Another reason why this bread is so special is because instead of just forming a loaf, and rolling the filling in the middle of the bread, I rolled it up and cut it into pieces. This made the bread look really cool after it was baked and sliced.
The original recipe called for currants, but I didn’t have any currants, I just had a lot of raisins (it really took almost the whole box of them), so I switched around the recipe just a bit. If you have currants, or want to try them, let us know how it goes!
Cinnamon-Raisin Bread, adapted from the Art and Soul of Baking
- 1/2 cup warm whole milk (110 t0 115 degrees)
- 1/4 cup sugar
- 1 1/2 teaspoons active dry yeast
- 1 large egg, at room temperature
- 1 egg yolk, at room temperature
- 2 1/2 cups all purpose flour (I actually subbed half of it for whole wheat)
- 1/2 teaspoon salt
- 1 stick unsalted butter, at room temperature
- 1 large egg, lightly beaten
- 1/2 cup light brown sugar, firmly packed
- 2 teaspoons ground cinnamon
- 1/2 cup raisins
1. Make the dough: Combine the milk and sugar in the bowl of a stand mixer and whisk by hand. Let sit until it bubbles (5-10 minutes).
2. Add the egg and yolk and whisk by hand until blended.
3. Stir in the flour and salt with a rubber spatula. Attach the dough hook and knead on low for 2 minutes. Increase to medium and knead for another minute.
4. With the mixture running, add the butter 1 tablespoon at a time, allowing each to blend in before adding the next.
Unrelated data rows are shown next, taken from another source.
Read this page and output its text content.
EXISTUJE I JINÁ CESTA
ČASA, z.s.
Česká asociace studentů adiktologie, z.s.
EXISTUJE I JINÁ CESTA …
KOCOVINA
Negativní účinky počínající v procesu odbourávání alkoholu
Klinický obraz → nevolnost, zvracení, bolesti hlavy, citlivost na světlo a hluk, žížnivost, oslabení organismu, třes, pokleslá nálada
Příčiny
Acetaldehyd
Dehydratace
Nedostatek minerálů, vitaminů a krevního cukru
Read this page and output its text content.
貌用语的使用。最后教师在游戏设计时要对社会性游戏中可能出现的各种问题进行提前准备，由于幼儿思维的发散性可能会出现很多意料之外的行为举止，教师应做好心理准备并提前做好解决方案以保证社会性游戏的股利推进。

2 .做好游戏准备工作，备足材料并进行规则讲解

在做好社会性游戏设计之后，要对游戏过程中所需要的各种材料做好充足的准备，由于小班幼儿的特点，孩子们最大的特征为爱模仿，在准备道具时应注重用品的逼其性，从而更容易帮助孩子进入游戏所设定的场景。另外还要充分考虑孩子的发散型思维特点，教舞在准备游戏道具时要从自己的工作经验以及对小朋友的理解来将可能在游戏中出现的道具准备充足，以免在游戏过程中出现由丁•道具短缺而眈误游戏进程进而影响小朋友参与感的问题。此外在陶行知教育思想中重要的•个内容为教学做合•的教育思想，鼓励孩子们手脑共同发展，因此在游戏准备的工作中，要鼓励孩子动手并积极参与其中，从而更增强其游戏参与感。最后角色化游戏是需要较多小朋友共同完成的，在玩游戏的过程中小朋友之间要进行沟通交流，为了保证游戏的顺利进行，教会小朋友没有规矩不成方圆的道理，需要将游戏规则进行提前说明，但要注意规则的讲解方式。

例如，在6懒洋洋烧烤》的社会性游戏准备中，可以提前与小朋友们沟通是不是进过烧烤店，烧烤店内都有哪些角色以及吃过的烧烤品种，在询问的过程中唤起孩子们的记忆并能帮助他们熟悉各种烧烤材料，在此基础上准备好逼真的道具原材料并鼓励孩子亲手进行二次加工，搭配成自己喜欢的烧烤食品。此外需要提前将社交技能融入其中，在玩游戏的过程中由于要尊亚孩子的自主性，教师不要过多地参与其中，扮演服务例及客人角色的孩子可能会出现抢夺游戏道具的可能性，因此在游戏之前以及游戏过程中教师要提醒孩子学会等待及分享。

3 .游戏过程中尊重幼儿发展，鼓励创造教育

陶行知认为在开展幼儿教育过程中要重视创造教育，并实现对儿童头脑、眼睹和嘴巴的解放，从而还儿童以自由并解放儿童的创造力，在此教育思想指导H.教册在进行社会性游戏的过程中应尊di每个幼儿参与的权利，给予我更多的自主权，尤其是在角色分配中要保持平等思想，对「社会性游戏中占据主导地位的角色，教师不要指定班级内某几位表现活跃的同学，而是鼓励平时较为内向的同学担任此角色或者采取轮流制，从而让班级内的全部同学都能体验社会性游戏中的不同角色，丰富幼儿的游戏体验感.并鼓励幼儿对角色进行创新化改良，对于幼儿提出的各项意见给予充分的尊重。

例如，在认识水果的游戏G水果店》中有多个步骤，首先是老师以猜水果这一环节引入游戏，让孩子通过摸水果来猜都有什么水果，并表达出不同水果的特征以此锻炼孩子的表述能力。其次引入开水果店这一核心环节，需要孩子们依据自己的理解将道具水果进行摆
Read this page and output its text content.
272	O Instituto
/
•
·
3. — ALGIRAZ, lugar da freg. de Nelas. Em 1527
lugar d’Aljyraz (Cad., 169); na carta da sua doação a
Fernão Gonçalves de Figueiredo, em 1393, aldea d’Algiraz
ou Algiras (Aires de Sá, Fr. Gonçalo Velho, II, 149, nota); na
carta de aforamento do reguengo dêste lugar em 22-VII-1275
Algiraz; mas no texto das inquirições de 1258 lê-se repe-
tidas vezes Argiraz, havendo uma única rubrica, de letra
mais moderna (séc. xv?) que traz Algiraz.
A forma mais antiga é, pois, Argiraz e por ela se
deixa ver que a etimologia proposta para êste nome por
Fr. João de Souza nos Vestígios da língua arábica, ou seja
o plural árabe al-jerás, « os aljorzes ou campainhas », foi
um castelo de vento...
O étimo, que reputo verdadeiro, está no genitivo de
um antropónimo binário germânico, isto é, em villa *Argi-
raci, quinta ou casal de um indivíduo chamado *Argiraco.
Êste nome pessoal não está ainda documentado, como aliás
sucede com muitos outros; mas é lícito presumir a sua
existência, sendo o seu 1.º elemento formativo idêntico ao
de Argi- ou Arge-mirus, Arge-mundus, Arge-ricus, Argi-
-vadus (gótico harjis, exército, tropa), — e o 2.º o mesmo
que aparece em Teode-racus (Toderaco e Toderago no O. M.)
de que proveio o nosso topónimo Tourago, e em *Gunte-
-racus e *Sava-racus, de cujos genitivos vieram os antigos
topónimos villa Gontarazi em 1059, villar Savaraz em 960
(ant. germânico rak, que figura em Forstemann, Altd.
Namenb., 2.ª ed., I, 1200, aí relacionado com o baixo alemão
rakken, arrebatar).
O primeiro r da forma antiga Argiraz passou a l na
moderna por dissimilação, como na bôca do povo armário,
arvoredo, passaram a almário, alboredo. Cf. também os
5. Oil a tub or bowl , add dough and brush with flour. Cover with plastic or a damp towel and let the dough rise for 1 to 1 1/2 hours. [The dough can be punched down and refrigerated overnight – just wrap loosely in plastic.
6. Turn the dough onto a work surface dusted with flour and press to expel the air bubbles. Roll into a 12 x 15 inch rectangle and position so that the long side is parallel to your work surface.
7. Brush the dough with the beaten egg.
8. In a small bowl, mix the brown sugar and cinnamon. Sprinkle over the egg and spread it with your fingers into an even layer.
9. Scatter the raisins on top.
10. Roll the dough into a tight cylinder, gently tucking and tightening as you roll.
11. Pinch along the seam.
12. Using a chef’s knife, slice the cylinder into 12 pieces (okay, the original instructions told me to slice in half lengthwise first, and then crosswise into 12 pieces, but I thought this would be too messy).
13. Butter the loaf pan and arrange the pieces in the pan, making sure to put dough touching the bottom so the sugar doesn’t burn.
14. Proof the dough: cover with plastic wrap or a towel and allow to rise for 1 to 1 1/2 hours, until the dough is about 1/4 inch from the top of the pan.
15. Bake at 350 degrees for 35 to 45 minutes, until the center of the bread reaches 190 degrees on an instant thermometer.
16. Cool in the pan for 15 minutes, then transfer to rack and cool completely.